WH We’re working with some interesting Singapore-born brands—we’re working with Pontiac Land, and for Capella, a brand that they’re building called Patina Hotels And Resorts, two ski resort destinations in Chongli. We’re still incredibly inspired by Asia and aspire to be in Asia. We have a lot of great exciting projects happening and I’m looking forward to the Four Seasons Bangkok—[we designed] three venues that all open up into a breezy, beautiful courtyard
We’re still incredibly inspired by Asia and aspire to be in Asia.
We’re doing The Standard Hotel in Phuket, Thailand. It’s an interesting project because we’re bringing a very urban Western brand and contextualise it for an Eastern resort site. We’re working in Jakarta for The Langham, we’re bringing two concepts there—one is the Artesian bar in London, which is a world-famous bar, and this will be their first Asian outpost so we’re designing that experience for there. There will be a Morimoto restaurant as well.

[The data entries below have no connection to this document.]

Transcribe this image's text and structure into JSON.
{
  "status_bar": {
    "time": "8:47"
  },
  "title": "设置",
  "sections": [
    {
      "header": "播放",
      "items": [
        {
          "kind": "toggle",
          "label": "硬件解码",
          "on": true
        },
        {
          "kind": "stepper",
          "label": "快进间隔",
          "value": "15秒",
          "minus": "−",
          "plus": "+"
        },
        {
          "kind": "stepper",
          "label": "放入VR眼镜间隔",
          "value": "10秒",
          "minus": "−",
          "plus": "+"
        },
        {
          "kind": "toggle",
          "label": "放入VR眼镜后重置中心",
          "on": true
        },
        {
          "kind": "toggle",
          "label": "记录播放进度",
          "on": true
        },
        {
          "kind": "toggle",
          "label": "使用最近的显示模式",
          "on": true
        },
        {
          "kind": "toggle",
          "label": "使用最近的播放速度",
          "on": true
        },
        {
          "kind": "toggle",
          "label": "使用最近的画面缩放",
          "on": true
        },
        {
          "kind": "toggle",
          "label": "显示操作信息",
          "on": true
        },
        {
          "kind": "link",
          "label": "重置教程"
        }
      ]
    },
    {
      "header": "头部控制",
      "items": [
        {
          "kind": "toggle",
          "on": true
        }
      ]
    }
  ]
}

In Auckland, New Zealand, we're doing four of our own venues in a mixed-use development. There's Saxon + Parole, Ghost Donkey and a concept called The Poni Room; our liberal interpretation of an American izakaya. And lastly, Genuine Liquorette, which is a fun, playful interactive bar concept. We've also been working a lot with developers, and a strategy perspective from our brand bureau company to really help them define a branding strategy for mixed-use developments.